L’assoluzione di Silvio Berlusconi “non cancella il rilievo istituzionale e morale del caso”. E’ durissima la presa di posizione di Avvenire nei confronti di Silvio Berlusconi, che, secondo il quotidiano della Cei, esce pulito dal Rubygate solo da un punto di vista giudiziario. Il ragionamento contenuto nel fondo firmato dal direttore Marco Tarquinio è chiaro: l’esclusione della concussione e della prostituzione minorile fanno cadere nel vuoto la responsabilità penale, ma non cancellano il clima di promiscuità delle cene galanti di Arcore. Il leader di Forza Italia non subirà le conseguenze del processo ma fornisce un immagine di sé imperdonabile per un personaggio pubblico. “C’è molto da riflettere su come è stato imbastito il processo e sulle sue conseguenze – scrive Tarquinio – ma l’esito penale favorevole a Berlusconi non cancella il rilievo istituzionale e morale del caso”. Anche solo per il fatto “che un simile processo sia stato possibile, è evidente che un’assoluzione con le motivazioni finora conosciute non coincide con un diploma di benemerenza politica e di approvazione morale”.
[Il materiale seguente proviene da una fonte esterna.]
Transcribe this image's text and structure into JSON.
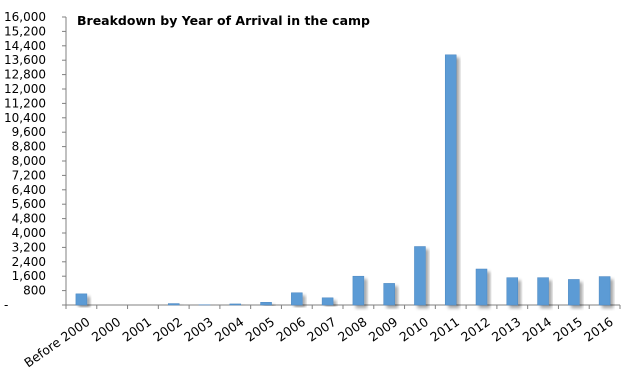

Un’analisi che ha trovato il plauso del segretario generale della Cei, mons. Nunzio Galantino: “Avvenire ha preso una posizione coraggiosa che va sostenuta e confermata – ha commentato -.La legge arriva fino a un certo punto ma il discorso morale è un altro”. Il vescovo, parlando a margine di un convegno sul servizio civile, ha aggiunto che la questione non riguarda “solo Berlusconi. Tutte le volte in cui c’è una assoluzione bisogna andare a leggere le motivazioni. Ma il dettato legislativo arriva fino ad un certo punto, il discorso morale è un altro”. Facendo l’esempio della legge sull’aborto Galantino ha sottolineato che “se un fatto è legale non è detto che sia morale”. Parole che all’ex premier non hanno fatto piacere, specie ora che sta rilanciando la sua credibilità politica, terminata la condanna per il caso Mediaset.
Ulteriore conferma del muro di ghiaccio che si è innalzato negli ultimi anni fra una parte dei Vescovi e Palazzo Grazioli. Fu proprio il caso legato a Ruby a sancire la rottura di un rapporto non facile; l’allora direttore di Avvenire, Dino Boffo, scrisse alcuni editoriali al vetriolo contro Berlusconi. Ne seguì una vera e proprio “Macchina del fango” contro di lui da parte del Giornale, guidato da Alessandro Sallusti e di proprietà di Paolo Berlusconi, fratello del presidente azzurro. Per screditare Boffo venne pubblicata una lettera nella quale si leggeva che il giornalista cattolico era stato “querelato da una signora di Terni destinataria di telefonate sconce e offensive e di pedinamenti volti a intimidirla, onde lasciasse libero il marito con il quale il Boffo, noto omosessuale già attenzionato dalla Polizia di Stato per questo genere di frequentazioni, aveva una relazione”. Ma l’autenticità del documento venne smentita dal gip di Terni e Feltri fu sospeso dall’ordine dei giornalisti per tre mesi. Il processo di allontanamento di Berlusconi dal mondo cattolico raggiunse il suo apice. Tanto che oggi l’ex premier si dice favorevole a leggi un tempo osteggiate dai suoi governi, come quelle sulle coppie di fatto, nonostante nei suoi governi si siano seduti esponenti molto vicini alla Chiesa, come Carlo Giovanardi e altri.